Невольно замолчали все, и мудрый, с мохнатым лицом старик смущенно закашлялся, но упорно заговорил снова ангельским голоском:
– В девке беда вся. Сама она, стерва, не знает, чего хочет. Квашня скисла, через край бродит. А в ней, в девке-то, с самого рожденья баба сидит. Уж такое поперечное племя. Ведь им любо, как из-за них-то драка идет, у них тут ликованье в самом сердце. Постегать надо девку.
– Не дам тронуть, – артачился Степка, – я ин с эдаких лет вместях.
И Калина притих, видя, что дело зашло далеко. А старичок-советник свое ведет:
– У меня жеребеночек был, с руки выкармливал, он ли у меня не знал ласки. По десятку раз на день-то приду к нему. Выпоил, выходил, стал мой жеребеночек жеребцом. Сел я на него – объездить задумал, а он ведь скинул меня...
И Степка, услышав такие слова, вдруг кинулся бежать, загребая косолапыми ногами пыль, и холщовая рубаха пузырем надулась на спине.
– За ножом побежал, – опасливо сказал кто-то.
– Не, Степка такого не сотворит, – ответил старик. И порешили назавтра высечь девку на деревенском сходе, чтобы другим неповадно было.
И Калина поспешил в избу, где на постое жили, к дяде своему за советом.
– Вези самоходкой в Дорогую, выкради девку от позора, – сказал дядя, подумавши недолго. – В подугорье наш карбасок, в самой потемни и побегайте. Поутру в Афанасьевской будете. Там обвенчают вас, молви только батюшке, что родитель у невесты старообрядец. Православные-то попы порато как ненавидят их.
Поклонился Калина в пояс и сказал дрогнувшим голосом:
– За тату вы мне, дядя Клавдя. До смерти не забуду вашей доброты.

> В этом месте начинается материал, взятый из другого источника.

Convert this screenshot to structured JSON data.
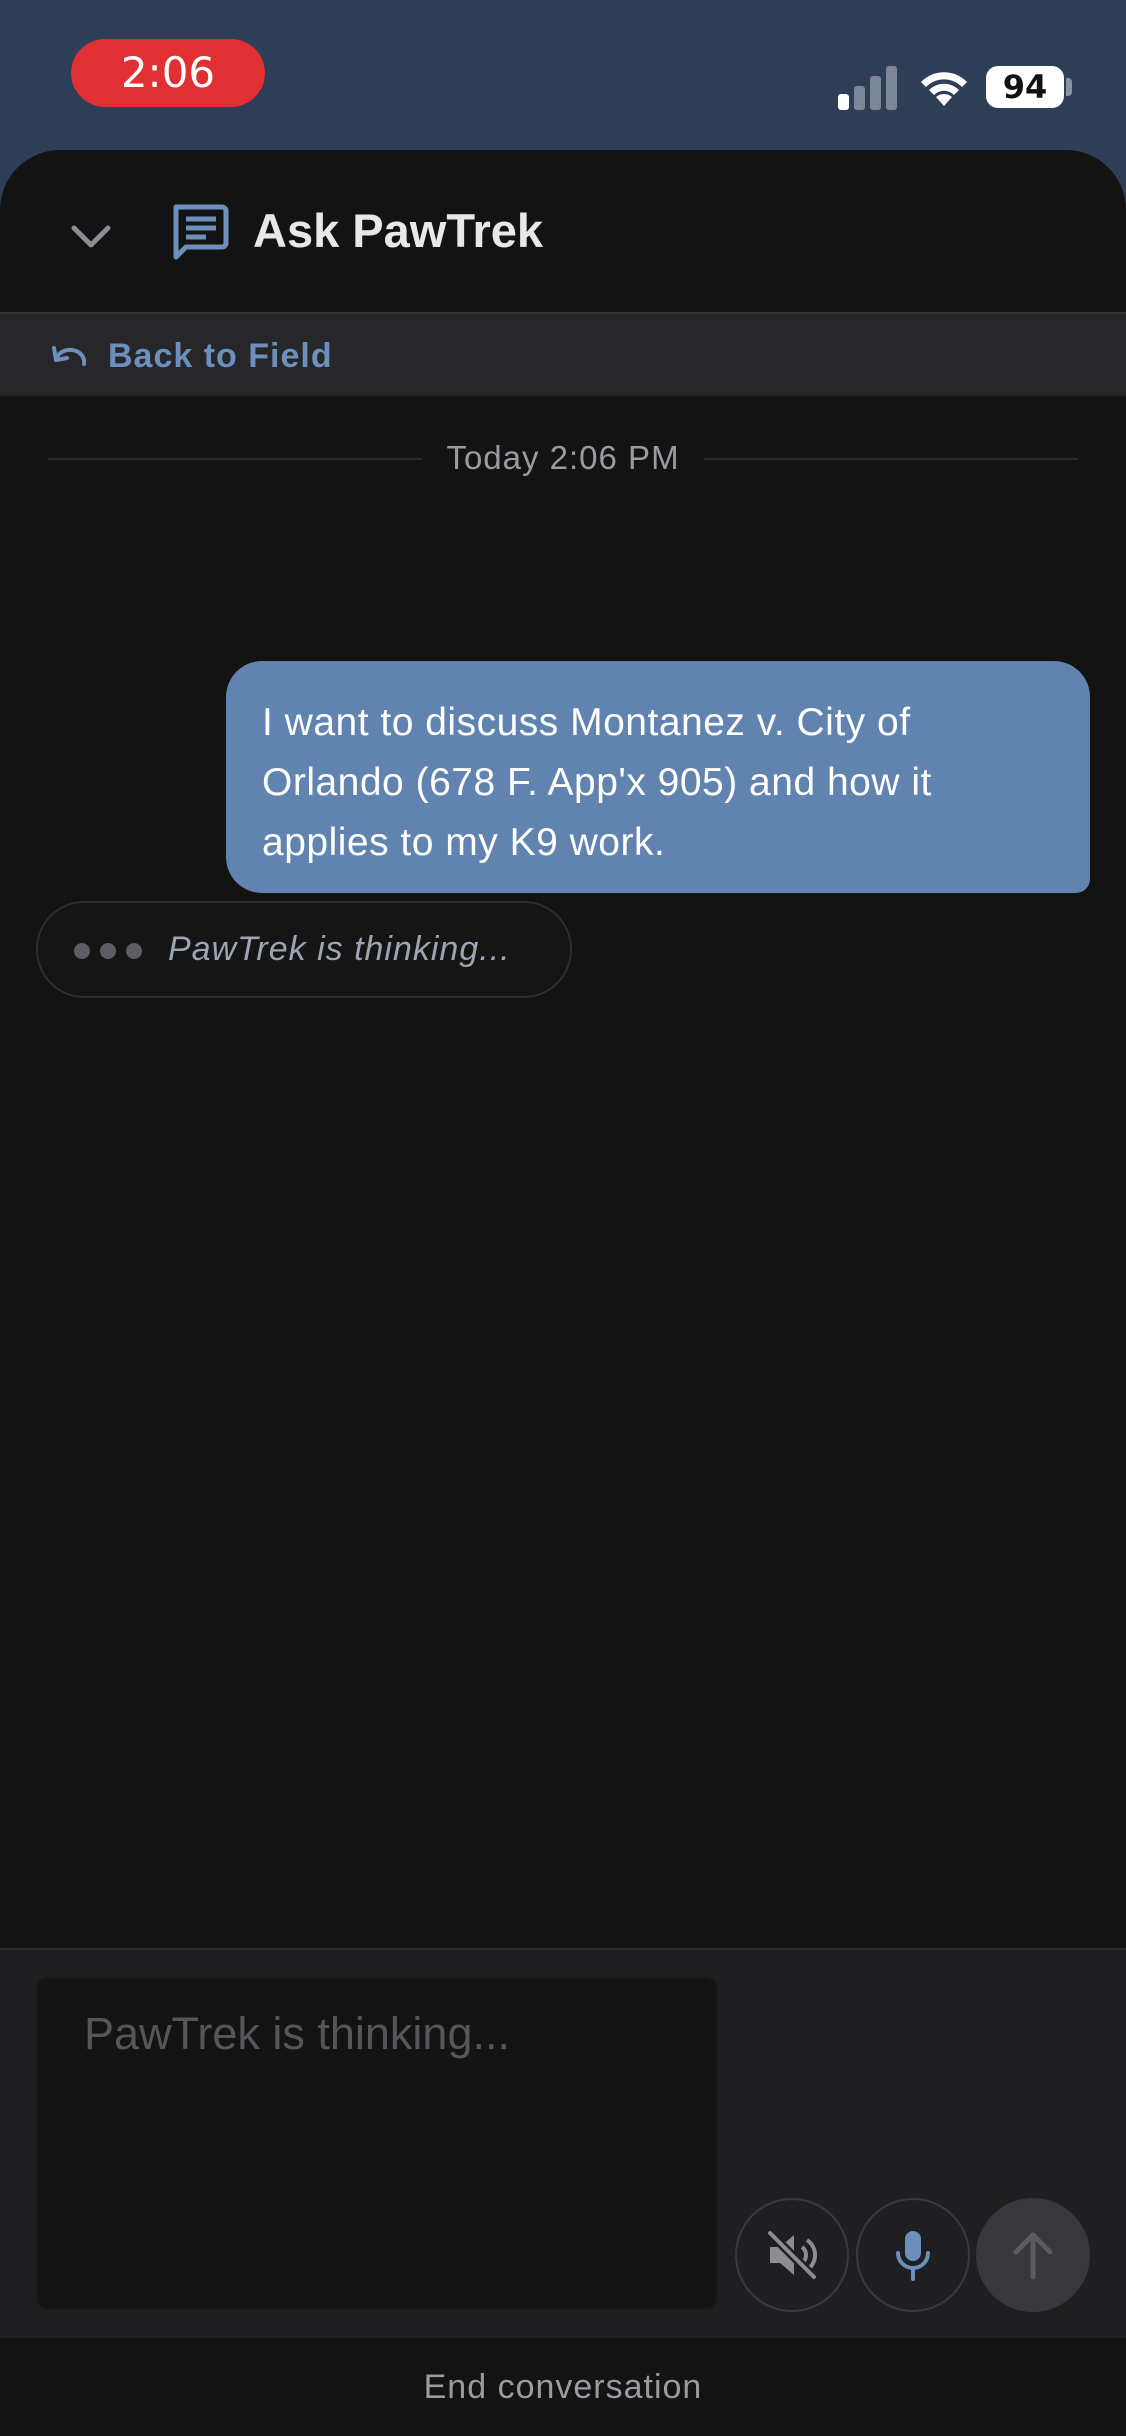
{
  "status_bar": {
    "time": "2:06",
    "battery": "94"
  },
  "header": {
    "title": "Ask PawTrek"
  },
  "back": {
    "label": "Back to Field"
  },
  "conversation": {
    "date_divider": "Today 2:06 PM",
    "user_message": "I want to discuss Montanez v. City of Orlando (678 F. App'x 905) and how it applies to my K9 work.",
    "thinking": "PawTrek is thinking..."
  },
  "composer": {
    "placeholder": "PawTrek is thinking..."
  },
  "footer": {
    "end_label": "End conversation"
  },
  "icons": {
    "collapse": "chevron-down-icon",
    "chat": "chat-icon",
    "back": "undo-icon",
    "mute": "speaker-muted-icon",
    "mic": "microphone-icon",
    "send": "arrow-up-icon"
  },
  "colors": {
    "accent": "#6183b0",
    "status_pill": "#e03034",
    "background": "#131314"
  }
}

И сделал все, как дядька советовал, увез Тину «самоходкой». В чем была девка, в том и ушла из дому, да еще и радешенька: может, битья прилюдного испугалась иль без парня милого жизни своей не мыслила. И рано поутру в деревне Афанасьевской повенчал их приходской батюшка, спросил только:
– По доброму согласию иль по насилию?
– По любви, батюшка, по любви, – ответили жених с невестой.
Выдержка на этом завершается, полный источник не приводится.